A Síndrome de Boerhaave é uma perfuração esofágica espontânea, uma emergência médica. O esofagograma contrastado é o exame de escolha para confirmar o diagnóstico. Embora o contraste hidrossolúvel seja geralmente o primeiro a ser usado por segurança, o sulfato de bário oferece maior sensibilidade para detectar pequenas perfurações, sendo considerado em alguns contextos como a melhor abordagem para detecção se a suspeita for alta ou após um estudo negativo com contraste hidrossolúvel.

Contexto Educacional

A Síndrome de Boerhaave é uma emergência médica rara, mas com alta mortalidade, caracterizada pela perfuração espontânea do esôfago, geralmente após episódios de vômitos intensos.
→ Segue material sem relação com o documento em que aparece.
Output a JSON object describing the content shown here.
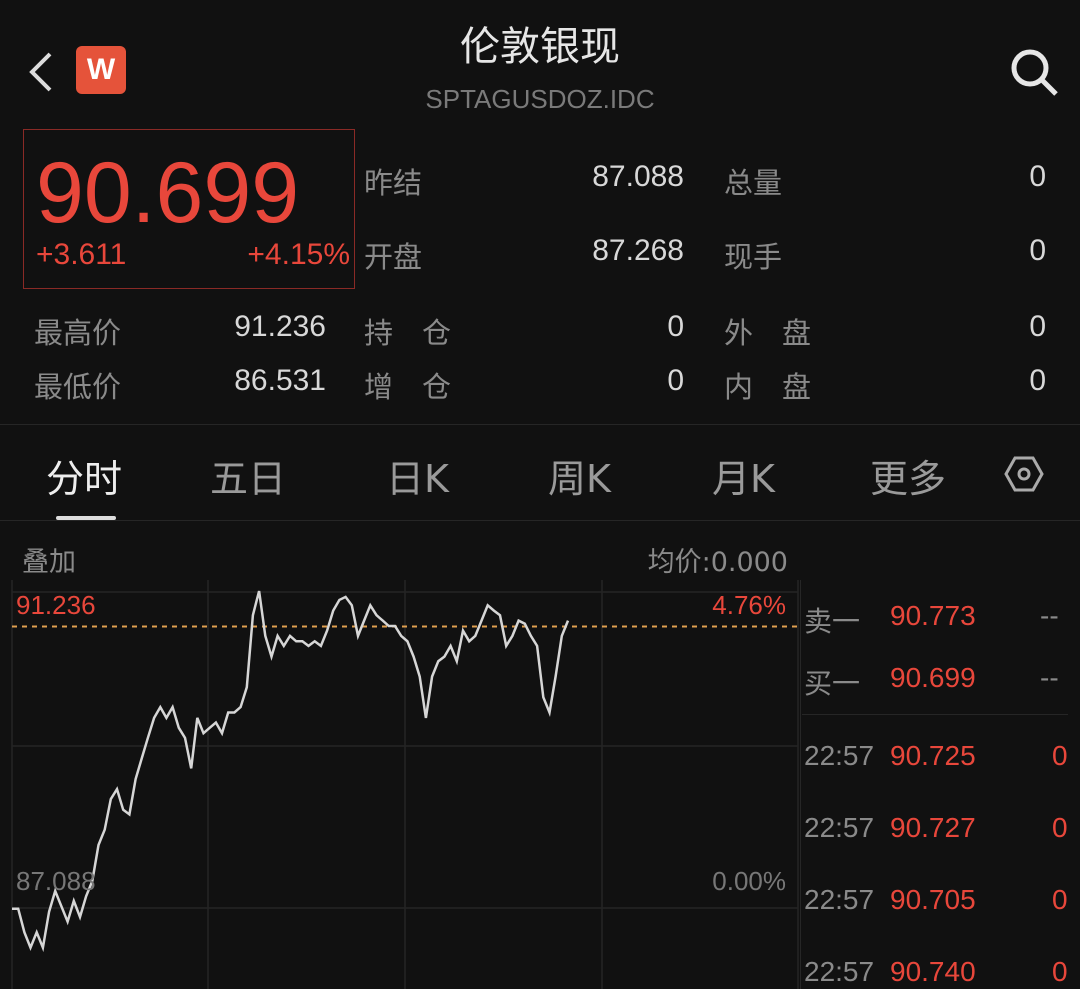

O diagnóstico precoce é crucial, pois o atraso no tratamento aumenta exponencialmente o risco de mediastinite, sepse e óbito. Residentes devem estar aptos a reconhecer os sinais clínicos e a solicitar a investigação radiológica apropriada. A fisiopatologia envolve um aumento súbito da pressão intraesofágica contra um esfíncter esofágico superior fechado, levando à ruptura da parede esofágica, mais comumente na parede posterolateral do esôfago distal. O diagnóstico é guiado pela tríade de Mackler (vômitos, dor torácica e enfisema subcutâneo) e confirmado por exames de imagem. A radiografia de tórax pode mostrar pneumomediastino ou derrame pleural, mas o esofagograma contrastado é o padrão-ouro para visualizar o extravasamento. Na investigação radiológica, a abordagem padrão-ouro para perfuração esofágica é o esofagograma contrastado. Tradicionalmente, inicia-se com contraste hidrossolúvel (como o Gastrografin) devido à sua menor toxicidade em caso de extravasamento para o mediastino ou cavidade pleural. Se o estudo com contraste hidrossolúvel for negativo, mas a suspeita clínica permanecer alta, um segundo estudo com sulfato de bário pode ser realizado, pois este oferece maior sensibilidade para detectar pequenas perfurações, embora com maior risco de mediastinite química se houver extravasamento. A tomografia computadorizada com contraste oral e intravenoso também pode ser útil para avaliar a extensão da perfuração e coleções.

Perguntas Frequentes

Quais são os sinais clínicos da Síndrome de Boerhaave?

A Síndrome de Boerhaave é caracterizada pela tríade de Mackler: vômitos, dor torácica intensa e enfisema subcutâneo. Outros sintomas incluem dispneia, taquicardia, febre e sinais de sepse, dependendo da extensão e tempo da perfuração.

Por que o esofagograma contrastado é o exame de escolha para a Síndrome de Boerhaave?

O esofagograma permite a visualização direta do extravasamento do contraste para fora do lúmen esofágico, confirmando a presença e a localização da perfuração. É mais sensível que a tomografia computadorizada para detectar pequenas rupturas.

Qual a diferença entre o uso de contraste hidrossolúvel e sulfato de bário na investigação de perfuração esofágica?

O contraste hidrossolúvel (ex: Gastrografin) é geralmente o primeiro a ser usado devido à sua menor toxicidade em caso de extravasamento para o mediastino ou pleura. No entanto, o sulfato de bário oferece maior detalhe e sensibilidade para pequenas perfurações, mas é mais irritante e pode causar mediastinite química grave se extravasar. Por isso, é reservado para casos de alta suspeita com estudo hidrossolúvel negativo.